# Time Series Forecasting with Linear Regression

This notebook demonstrates building and evaluating a linear regression model for forecasting weekly data across different provinces and districts using data from previous years (2019-2022) as training data and the year 2023 as testing data. The goal is to predict weekly values for 2023 and compare these predictions against actual data to assess the model's performance.

In [1]:
# Import necessary libraries
import pandas as pd
from sklearn.linear_model import LinearRegression
from sklearn.metrics import mean_absolute_error, mean_squared_error, r2_score
import matplotlib.pyplot as plt

## Data Loading

Load the datasets for the years 2019 to 2023. Each dataset contains weekly data for different provinces and districts.

In [2]:
df_2019 = pd.read_csv('2019.csv')
df_2020 = pd.read_csv('2020.csv')
df_2021 = pd.read_csv('2021.csv')
df_2022 = pd.read_csv('2022.csv')
df_2023 = pd.read_csv('2023.csv')

## Data Preprocessing

Combine the datasets from 2019 to 2022 to form the training dataset. The dataset for 2023 will be used as the testing dataset. Handle any missing values as necessary.

In [3]:
df_train = pd.concat([df_2019, df_2020, df_2021, df_2022])
df_test = df_2023
# Example preprocessing step
df_train.fillna(0, inplace=True)
df_test.fillna(0, inplace=True)

## Model Training

Train a linear regression model on the training data.

In [4]:
model = LinearRegression()
# Assuming the target variable is the sum of weekly data or another specific feature
X_train = df_train.drop(['Província', 'Distrito'], axis=1)
y_train = X_train.sum(axis=1)  # or any other operation to prepare the target variable
model.fit(X_train, y_train)

LinearRegression(copy_X=True, fit_intercept=True, n_jobs=None, normalize=False)

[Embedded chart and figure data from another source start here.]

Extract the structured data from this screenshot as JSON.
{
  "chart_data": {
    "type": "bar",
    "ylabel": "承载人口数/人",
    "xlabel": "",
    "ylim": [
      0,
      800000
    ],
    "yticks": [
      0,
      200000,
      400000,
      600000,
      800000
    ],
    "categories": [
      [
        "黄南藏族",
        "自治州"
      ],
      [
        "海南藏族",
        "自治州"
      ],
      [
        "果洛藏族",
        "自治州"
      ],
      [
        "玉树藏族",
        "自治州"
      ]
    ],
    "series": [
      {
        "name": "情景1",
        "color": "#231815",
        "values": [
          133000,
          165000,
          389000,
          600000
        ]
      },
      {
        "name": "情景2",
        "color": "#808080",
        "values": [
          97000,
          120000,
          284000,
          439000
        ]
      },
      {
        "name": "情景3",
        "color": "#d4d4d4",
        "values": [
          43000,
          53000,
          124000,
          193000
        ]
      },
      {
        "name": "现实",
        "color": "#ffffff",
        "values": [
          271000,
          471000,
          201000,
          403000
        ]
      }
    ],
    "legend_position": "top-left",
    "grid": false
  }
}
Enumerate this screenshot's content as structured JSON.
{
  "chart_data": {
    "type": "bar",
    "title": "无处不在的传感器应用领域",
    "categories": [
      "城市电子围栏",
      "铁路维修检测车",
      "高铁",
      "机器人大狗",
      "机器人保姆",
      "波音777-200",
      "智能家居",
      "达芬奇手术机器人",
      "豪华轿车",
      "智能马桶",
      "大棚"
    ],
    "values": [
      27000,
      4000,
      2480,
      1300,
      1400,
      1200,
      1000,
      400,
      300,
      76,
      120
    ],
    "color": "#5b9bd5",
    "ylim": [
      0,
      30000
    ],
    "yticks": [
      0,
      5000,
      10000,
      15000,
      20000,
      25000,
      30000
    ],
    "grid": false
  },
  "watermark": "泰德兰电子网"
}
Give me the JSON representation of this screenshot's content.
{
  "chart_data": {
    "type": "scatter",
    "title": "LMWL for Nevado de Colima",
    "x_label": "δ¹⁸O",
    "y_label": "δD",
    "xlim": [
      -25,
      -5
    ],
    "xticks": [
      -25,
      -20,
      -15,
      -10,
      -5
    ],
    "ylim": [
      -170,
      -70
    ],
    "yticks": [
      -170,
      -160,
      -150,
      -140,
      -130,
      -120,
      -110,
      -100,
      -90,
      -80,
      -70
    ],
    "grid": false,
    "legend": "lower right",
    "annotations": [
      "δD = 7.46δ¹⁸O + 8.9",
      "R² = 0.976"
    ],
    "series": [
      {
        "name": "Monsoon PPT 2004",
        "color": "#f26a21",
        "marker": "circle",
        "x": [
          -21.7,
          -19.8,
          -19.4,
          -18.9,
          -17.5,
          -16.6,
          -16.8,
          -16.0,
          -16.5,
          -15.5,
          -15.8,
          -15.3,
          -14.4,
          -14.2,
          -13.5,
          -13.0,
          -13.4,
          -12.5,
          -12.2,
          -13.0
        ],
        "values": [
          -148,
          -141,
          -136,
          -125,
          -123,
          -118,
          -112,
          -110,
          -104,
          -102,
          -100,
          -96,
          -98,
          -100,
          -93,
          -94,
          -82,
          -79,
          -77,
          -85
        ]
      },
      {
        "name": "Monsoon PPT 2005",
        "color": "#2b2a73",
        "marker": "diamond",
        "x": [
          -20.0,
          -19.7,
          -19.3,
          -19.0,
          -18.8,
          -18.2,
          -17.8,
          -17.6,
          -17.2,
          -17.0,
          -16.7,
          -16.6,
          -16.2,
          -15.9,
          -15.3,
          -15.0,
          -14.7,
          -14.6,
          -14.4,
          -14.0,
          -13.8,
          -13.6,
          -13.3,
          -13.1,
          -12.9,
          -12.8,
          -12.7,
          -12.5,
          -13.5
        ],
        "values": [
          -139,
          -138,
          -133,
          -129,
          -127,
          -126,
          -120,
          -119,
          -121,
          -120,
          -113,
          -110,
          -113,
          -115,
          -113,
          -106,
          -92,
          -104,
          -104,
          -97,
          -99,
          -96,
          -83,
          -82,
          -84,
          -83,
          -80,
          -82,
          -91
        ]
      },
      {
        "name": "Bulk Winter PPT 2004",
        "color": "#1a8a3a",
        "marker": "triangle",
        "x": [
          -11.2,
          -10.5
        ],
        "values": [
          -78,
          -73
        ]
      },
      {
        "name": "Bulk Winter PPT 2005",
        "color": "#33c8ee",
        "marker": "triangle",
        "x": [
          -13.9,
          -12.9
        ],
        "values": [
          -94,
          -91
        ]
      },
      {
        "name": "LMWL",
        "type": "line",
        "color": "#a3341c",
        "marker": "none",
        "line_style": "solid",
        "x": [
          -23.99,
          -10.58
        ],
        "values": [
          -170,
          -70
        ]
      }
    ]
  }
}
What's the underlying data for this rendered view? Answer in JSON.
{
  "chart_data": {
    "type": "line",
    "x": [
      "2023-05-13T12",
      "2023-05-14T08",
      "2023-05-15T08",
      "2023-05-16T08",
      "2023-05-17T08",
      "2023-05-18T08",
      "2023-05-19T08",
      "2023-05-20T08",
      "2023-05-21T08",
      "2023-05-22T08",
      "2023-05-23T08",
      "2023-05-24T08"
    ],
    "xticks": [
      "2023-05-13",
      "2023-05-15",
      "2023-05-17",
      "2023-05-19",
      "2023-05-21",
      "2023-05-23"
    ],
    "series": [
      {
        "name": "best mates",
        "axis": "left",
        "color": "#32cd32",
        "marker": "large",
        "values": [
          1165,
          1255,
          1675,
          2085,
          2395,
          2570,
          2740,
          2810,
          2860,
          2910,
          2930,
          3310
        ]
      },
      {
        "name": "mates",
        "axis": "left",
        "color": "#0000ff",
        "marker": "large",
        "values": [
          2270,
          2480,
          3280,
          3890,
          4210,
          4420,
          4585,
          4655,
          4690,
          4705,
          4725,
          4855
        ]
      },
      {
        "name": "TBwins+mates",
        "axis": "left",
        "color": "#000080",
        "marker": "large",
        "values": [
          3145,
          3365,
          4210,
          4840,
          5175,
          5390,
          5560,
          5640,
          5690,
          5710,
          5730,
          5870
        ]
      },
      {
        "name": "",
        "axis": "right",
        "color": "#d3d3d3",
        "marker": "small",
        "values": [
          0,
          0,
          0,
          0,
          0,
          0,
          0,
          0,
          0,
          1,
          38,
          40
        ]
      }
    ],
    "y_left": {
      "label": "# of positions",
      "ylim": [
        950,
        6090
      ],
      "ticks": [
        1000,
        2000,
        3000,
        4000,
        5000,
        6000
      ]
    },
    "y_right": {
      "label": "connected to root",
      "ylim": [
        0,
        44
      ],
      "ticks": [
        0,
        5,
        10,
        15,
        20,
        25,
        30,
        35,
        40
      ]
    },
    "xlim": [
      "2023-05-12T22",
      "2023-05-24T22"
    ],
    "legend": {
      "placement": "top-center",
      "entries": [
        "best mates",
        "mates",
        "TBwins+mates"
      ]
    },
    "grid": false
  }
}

## Prediction and Evaluation

Use the trained model to predict the 2023 data and evaluate the model's performance using metrics such as MAE, MSE, and R².

In [8]:
missing_weeks = set(X_train.columns) - set(X_test.columns)
for week in missing_weeks:
    X_test[week] = 0  # Add the missing week columns with default value of 0

# Ensure the columns are in the same order as the training set
X_test = X_test[X_train.columns]

In [9]:
X_test = df_test.drop(['Província', 'Distrito'], axis=1)
predictions = model.predict(X_test)
# Assuming y_test is prepared similarly to y_train
y_test = X_test.sum(axis=1)  # Adjust based on actual testing approach
mae = mean_absolute_error(y_test, predictions)
mse = mean_squared_error(y_test, predictions)
r2 = r2_score(y_test, predictions)
print(f"MAE: {mae}, MSE: {mse}, R²: {r2}")

ValueError: matmul: Input operand 1 has a mismatch in its core dimension 0, with gufunc signature (n?,k),(k,m?)->(n?,m?) (size 53 is different from 46)

## Visualization

Visualize the comparison between actual and predicted values for 2023.

In [None]:
plt.figure(figsize=(10, 5))
plt.plot(y_test, label='Actual', color='blue')
plt.plot(predictions, label='Predicted', color='red', linestyle='--')
plt.title('Actual vs Predicted Values for 2023')
plt.xlabel('Index')
plt.ylabel('Value')
plt.legend()
plt.show()